Synthetic Mitochondria-Targeting Peptides Incorporating α-Aminoisobutyric Acid with a Stable Amphiphilic Helix Conformation in Plant Cells

Abstract

In the genetic modification of plant cells, the mitochondrion is an important target in addition to the nucleus and plastid. However, gene delivery into the mitochondria of plant cells has yet to be established by conventional methods, such as particle bombardment, because of the small size and high mobility of mitochondria. To develop an efficient mitochondria-targeting signal (MTS) that functions in plant cells, we designed the artificial peptide (LURL)₃ and its analogues, which periodically feature hydrophobic α-aminoisobutyric acid (Aib, U) and cationic arginine (R), considering the consensus motif recognized by the mitochondrial import receptor Tom20. Circular dichroism measurements and molecular dynamics simulation studies revealed that (LURL)₃ had a propensity to form a stable α-helix in 0.1 M phosphate buffer solution containing 1.0 wt % sodium dodecyl sulfate.

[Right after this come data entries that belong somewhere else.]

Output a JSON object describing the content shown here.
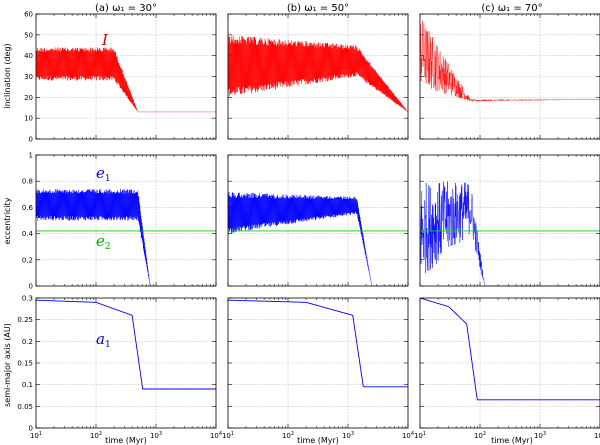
{
  "chart_data": {
    "type": "line",
    "columns": [
      {
        "title": "(a) ω₁ = 30°",
        "collapse_time": 500,
        "final_inc": 13,
        "final_a": 0.09,
        "style": "regular"
      },
      {
        "title": "(b) ω₁ = 50°",
        "collapse_time": 1400,
        "final_inc": 13,
        "final_a": 0.095,
        "style": "regular"
      },
      {
        "title": "(c) ω₁ = 70°",
        "collapse_time": 70,
        "final_inc": 19,
        "final_a": 0.065,
        "style": "chaotic"
      }
    ],
    "rows": [
      {
        "ylabel": "inclination (deg)",
        "ylim": [
          0,
          60
        ],
        "yticks": [
          "0",
          "10",
          "20",
          "30",
          "40",
          "50",
          "60"
        ],
        "ytick_values": [
          0,
          10,
          20,
          30,
          40,
          50,
          60
        ]
      },
      {
        "ylabel": "eccentricity",
        "ylim": [
          0,
          1
        ],
        "yticks": [
          "0",
          "0.2",
          "0.4",
          "0.6",
          "0.8",
          "1"
        ],
        "ytick_values": [
          0,
          0.2,
          0.4,
          0.6,
          0.8,
          1
        ]
      },
      {
        "ylabel": "semi-major axis (AU)",
        "ylim": [
          0,
          0.3
        ],
        "yticks": [
          "0",
          "0.05",
          "0.1",
          "0.15",
          "0.2",
          "0.25",
          "0.3"
        ],
        "ytick_values": [
          0,
          0.05,
          0.1,
          0.15,
          0.2,
          0.25,
          0.3
        ]
      }
    ],
    "xlabel": "time (Myr)",
    "xscale": "log",
    "xlim": [
      10,
      10000
    ],
    "xticks": [
      {
        "base": "10",
        "exp": "1"
      },
      {
        "base": "10",
        "exp": "2"
      },
      {
        "base": "10",
        "exp": "3"
      },
      {
        "base": "10",
        "exp": "4"
      }
    ],
    "series": [
      {
        "name": "I",
        "row": 0,
        "color": "#ff0000",
        "oscillating": true,
        "values_per_column": [
          [
            [
              10,
              28,
              44
            ],
            [
              200,
              28,
              44
            ],
            [
              500,
              13,
              13
            ],
            [
              10000,
              13,
              13
            ]
          ],
          [
            [
              10,
              20,
              50
            ],
            [
              1400,
              30,
              45
            ],
            [
              10000,
              13,
              13
            ]
          ],
          [
            [
              10,
              25,
              60
            ],
            [
              70,
              18,
              19
            ],
            [
              10000,
              19,
              19
            ]
          ]
        ]
      },
      {
        "name": "e₁",
        "row": 1,
        "color": "#0000ff",
        "oscillating": true,
        "values_per_column": [
          [
            [
              10,
              0.5,
              0.74
            ],
            [
              500,
              0.5,
              0.74
            ],
            [
              800,
              0,
              0
            ],
            [
              10000,
              0,
              0
            ]
          ],
          [
            [
              10,
              0.4,
              0.72
            ],
            [
              1400,
              0.55,
              0.68
            ],
            [
              2500,
              0,
              0
            ],
            [
              10000,
              0,
              0
            ]
          ],
          [
            [
              10,
              0.05,
              0.8
            ],
            [
              70,
              0.4,
              0.8
            ],
            [
              120,
              0,
              0
            ],
            [
              10000,
              0,
              0
            ]
          ]
        ]
      },
      {
        "name": "e₂",
        "row": 1,
        "color": "#00d000",
        "oscillating": false,
        "values_per_column": [
          [
            [
              10,
              0.42
            ],
            [
              10000,
              0.42
            ]
          ],
          [
            [
              10,
              0.42
            ],
            [
              10000,
              0.42
            ]
          ],
          [
            [
              10,
              0.42
            ],
            [
              10000,
              0.42
            ]
          ]
        ]
      },
      {
        "name": "a₁",
        "row": 2,
        "color": "#0000ff",
        "oscillating": false,
        "values_per_column": [
          [
            [
              10,
              0.295
            ],
            [
              100,
              0.29
            ],
            [
              400,
              0.26
            ],
            [
              600,
              0.09
            ],
            [
              10000,
              0.09
            ]
          ],
          [
            [
              10,
              0.295
            ],
            [
              200,
              0.29
            ],
            [
              1200,
              0.26
            ],
            [
              1800,
              0.095
            ],
            [
              10000,
              0.095
            ]
          ],
          [
            [
              10,
              0.3
            ],
            [
              30,
              0.28
            ],
            [
              60,
              0.24
            ],
            [
              90,
              0.065
            ],
            [
              10000,
              0.065
            ]
          ]
        ]
      }
    ],
    "curve_labels": [
      {
        "text": "I",
        "sub": "",
        "color": "#cc0000",
        "row": 0
      },
      {
        "text": "e",
        "sub": "1",
        "color": "#0000cc",
        "row": 1
      },
      {
        "text": "e",
        "sub": "2",
        "color": "#00aa00",
        "row": 1
      },
      {
        "text": "a",
        "sub": "1",
        "color": "#0000cc",
        "row": 2
      }
    ]
  }
}
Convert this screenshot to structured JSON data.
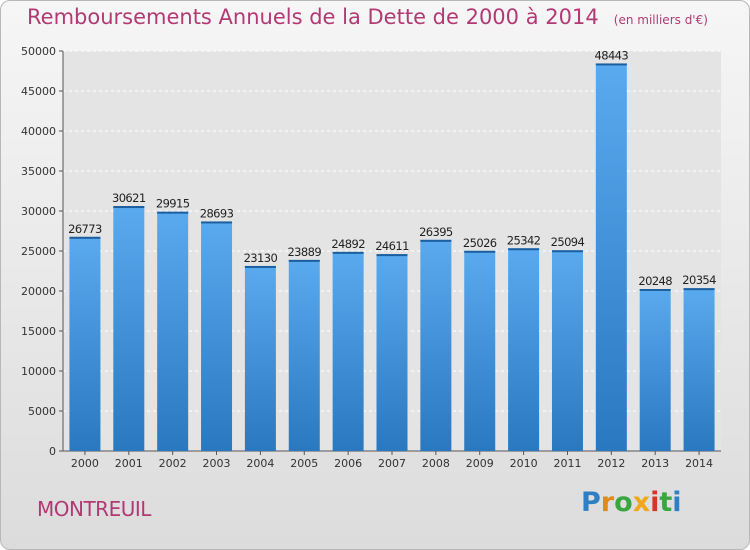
{
  "chart_data": {
    "type": "bar",
    "title": "Remboursements Annuels de la Dette de 2000 à 2014",
    "unit_note": "(en milliers d'€)",
    "categories": [
      "2000",
      "2001",
      "2002",
      "2003",
      "2004",
      "2005",
      "2006",
      "2007",
      "2008",
      "2009",
      "2010",
      "2011",
      "2012",
      "2013",
      "2014"
    ],
    "values": [
      26773,
      30621,
      29915,
      28693,
      23130,
      23889,
      24892,
      24611,
      26395,
      25026,
      25342,
      25094,
      48443,
      20248,
      20354
    ],
    "xlabel": "",
    "ylabel": "",
    "ylim": [
      0,
      50000
    ],
    "yticks": [
      0,
      5000,
      10000,
      15000,
      20000,
      25000,
      30000,
      35000,
      40000,
      45000,
      50000
    ],
    "grid": true,
    "bar_color": "#3d8fd6"
  },
  "footer": {
    "commune": "MONTREUIL",
    "logo_letters": [
      "P",
      "r",
      "o",
      "x",
      "i",
      "t",
      "i"
    ],
    "logo_colors": [
      "#2e7fc4",
      "#e08a1e",
      "#3aa640",
      "#f0a81a",
      "#d8342c",
      "#3aa640",
      "#2e7fc4"
    ]
  }
}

After internalization into plant cells via particle bombardment, (LURL)₃ revealed highly selective accumulation in the mitochondria, whereas its analogue (LARL)₃ was predominantly located in the vacuoles in addition to mitochondria. The high selectivity of (LURL)₃ can be attributed to the incorporation of Aib, which promotes the hydrophobic interaction between the MTS and Tom20 by increasing the hydrophobicity and helicity of (LURL)₃. The present study provided a prospective mitochondrial targeting system using the simple design of artificial peptides.